But we have young our young scientist, Ron Fouchier, to help correct this matter. He led a team that took one of the most dangerous flu viruses ever known and made it even more dangerous.
Debate Persists on Deadly Flu Made Airborne
Denise Grady and Donald G. McNeil Jr., New York Times, 27 December 2011(via Pittsburgh Post-Gazette) [Quoted paragraphs not in original sequence].
The news, delivered one afternoon last July, was chilling. It meant that Dr. Fouchier's research group had taken one of the most dangerous flu viruses ever known and made it even more dangerous - by tweaking it genetically to make it more contagious.
What shocked the researchers was how easy it had been, Dr. Fouchier said. Just a few mutations was all it took to make the virus go airborne.

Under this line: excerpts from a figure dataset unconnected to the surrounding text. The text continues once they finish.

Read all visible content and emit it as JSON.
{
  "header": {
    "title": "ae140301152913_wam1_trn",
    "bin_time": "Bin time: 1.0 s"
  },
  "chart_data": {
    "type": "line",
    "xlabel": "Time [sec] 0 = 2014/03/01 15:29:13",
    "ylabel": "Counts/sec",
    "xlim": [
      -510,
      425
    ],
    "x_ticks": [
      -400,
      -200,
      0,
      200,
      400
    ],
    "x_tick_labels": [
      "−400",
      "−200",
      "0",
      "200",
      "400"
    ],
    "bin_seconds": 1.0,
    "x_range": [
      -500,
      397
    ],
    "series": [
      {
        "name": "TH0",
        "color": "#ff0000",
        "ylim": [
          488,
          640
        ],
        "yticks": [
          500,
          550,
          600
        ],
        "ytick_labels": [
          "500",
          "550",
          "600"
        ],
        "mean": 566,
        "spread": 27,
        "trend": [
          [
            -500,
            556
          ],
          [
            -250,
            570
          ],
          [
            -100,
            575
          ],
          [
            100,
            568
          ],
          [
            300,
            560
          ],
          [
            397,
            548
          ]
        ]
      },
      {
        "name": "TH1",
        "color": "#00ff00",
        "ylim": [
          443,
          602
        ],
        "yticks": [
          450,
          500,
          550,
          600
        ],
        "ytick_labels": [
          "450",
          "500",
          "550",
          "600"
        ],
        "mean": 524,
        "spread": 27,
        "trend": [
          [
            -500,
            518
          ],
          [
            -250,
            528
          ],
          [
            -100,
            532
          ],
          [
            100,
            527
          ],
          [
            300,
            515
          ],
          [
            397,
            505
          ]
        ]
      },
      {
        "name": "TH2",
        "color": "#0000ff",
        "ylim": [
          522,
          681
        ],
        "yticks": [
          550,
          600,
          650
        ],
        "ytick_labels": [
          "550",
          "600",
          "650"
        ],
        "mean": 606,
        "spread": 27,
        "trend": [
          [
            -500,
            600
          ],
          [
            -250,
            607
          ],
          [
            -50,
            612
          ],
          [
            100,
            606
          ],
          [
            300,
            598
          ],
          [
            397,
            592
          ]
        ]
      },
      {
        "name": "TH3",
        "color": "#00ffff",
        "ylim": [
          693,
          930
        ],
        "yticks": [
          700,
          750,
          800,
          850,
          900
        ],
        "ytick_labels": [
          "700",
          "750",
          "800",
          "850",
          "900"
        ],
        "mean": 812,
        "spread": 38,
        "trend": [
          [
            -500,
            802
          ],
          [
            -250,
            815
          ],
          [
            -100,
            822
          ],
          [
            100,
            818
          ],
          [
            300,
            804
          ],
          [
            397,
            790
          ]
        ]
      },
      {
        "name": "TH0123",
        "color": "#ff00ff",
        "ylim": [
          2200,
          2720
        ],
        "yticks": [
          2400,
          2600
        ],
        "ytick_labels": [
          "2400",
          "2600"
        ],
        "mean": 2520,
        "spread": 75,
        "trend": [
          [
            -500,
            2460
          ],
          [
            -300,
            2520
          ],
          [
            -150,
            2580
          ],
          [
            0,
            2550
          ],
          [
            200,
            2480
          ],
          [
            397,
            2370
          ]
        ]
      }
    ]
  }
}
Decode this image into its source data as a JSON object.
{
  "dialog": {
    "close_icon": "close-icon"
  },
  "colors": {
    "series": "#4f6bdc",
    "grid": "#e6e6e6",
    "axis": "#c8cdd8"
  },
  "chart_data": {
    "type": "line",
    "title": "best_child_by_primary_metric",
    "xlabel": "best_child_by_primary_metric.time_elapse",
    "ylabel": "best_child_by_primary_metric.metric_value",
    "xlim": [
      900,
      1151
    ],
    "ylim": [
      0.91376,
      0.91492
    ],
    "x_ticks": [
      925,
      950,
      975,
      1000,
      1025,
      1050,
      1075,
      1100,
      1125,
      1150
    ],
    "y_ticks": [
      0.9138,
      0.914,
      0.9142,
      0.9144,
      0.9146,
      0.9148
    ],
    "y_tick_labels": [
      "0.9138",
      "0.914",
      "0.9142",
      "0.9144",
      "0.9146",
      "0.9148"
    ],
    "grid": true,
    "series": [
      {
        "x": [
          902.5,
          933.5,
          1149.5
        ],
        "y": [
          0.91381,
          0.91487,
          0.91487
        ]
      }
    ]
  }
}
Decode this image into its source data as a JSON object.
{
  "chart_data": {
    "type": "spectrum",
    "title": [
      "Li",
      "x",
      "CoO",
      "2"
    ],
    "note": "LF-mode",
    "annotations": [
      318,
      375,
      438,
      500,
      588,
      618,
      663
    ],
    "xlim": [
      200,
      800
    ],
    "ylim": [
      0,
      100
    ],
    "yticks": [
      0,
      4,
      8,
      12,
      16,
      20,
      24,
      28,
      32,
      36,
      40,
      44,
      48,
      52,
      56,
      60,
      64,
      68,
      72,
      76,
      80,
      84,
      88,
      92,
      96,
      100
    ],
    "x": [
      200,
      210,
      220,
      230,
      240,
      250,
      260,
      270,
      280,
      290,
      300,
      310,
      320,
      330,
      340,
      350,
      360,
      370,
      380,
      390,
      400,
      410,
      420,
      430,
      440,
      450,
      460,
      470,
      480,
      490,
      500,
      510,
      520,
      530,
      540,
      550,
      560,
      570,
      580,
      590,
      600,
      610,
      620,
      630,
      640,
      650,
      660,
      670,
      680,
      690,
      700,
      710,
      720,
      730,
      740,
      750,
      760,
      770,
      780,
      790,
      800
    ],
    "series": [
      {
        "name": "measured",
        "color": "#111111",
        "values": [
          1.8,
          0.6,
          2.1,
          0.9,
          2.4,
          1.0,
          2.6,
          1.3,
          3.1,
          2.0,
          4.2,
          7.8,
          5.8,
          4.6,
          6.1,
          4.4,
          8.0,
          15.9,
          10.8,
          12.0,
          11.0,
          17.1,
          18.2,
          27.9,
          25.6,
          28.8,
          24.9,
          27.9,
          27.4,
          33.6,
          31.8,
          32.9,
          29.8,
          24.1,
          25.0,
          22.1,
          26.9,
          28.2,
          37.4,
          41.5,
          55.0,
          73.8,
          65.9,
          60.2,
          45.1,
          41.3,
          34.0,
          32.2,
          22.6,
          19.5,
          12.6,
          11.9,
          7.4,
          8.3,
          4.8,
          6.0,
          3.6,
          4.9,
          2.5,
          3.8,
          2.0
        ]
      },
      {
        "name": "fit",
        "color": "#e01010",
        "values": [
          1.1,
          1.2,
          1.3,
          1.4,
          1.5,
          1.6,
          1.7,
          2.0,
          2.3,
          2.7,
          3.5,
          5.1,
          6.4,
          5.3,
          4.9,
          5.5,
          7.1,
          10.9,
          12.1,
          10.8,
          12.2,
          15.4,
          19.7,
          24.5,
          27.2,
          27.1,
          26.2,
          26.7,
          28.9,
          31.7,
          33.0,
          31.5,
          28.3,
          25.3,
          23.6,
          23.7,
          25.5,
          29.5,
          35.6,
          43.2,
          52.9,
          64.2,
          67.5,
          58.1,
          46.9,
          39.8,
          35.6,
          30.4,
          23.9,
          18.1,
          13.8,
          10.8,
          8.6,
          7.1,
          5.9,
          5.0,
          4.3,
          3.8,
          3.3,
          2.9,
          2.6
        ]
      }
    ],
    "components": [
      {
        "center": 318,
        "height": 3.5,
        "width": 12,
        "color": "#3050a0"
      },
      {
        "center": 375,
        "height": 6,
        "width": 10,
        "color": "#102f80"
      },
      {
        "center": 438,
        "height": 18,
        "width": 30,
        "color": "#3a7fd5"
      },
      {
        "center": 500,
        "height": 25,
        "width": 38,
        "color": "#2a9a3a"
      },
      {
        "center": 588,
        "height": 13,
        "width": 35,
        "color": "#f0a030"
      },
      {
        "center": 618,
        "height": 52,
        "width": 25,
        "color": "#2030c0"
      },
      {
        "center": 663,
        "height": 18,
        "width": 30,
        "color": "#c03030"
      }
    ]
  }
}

The experiment in Rotterdam transformed the virus into the supergerm of virologists' nightmares, enabling it to spread from one animal to another through the air. The work was done in ferrets, which catch flu the same way people do and are considered the best model for studying it.
The discovery has led advisers to the United States government, which paid for the research, to urge that the details be kept secret and not published in scientific journals to prevent the work from being replicated by terrorists, hostile governments or rogue scientists.
And of course the battle to restrict publication begins.
But half the key to discovery is knowing what can be discovered. Now that it is known what can be done, others likely will be able to recreate the process.
Some have note that influenza makes a poor bio-teror weapon, as there is little ability to direct the attacks to a specific population. Given the still large stockpiles of thermo-nuclear warheads available, I am not sure I find that notion comforting.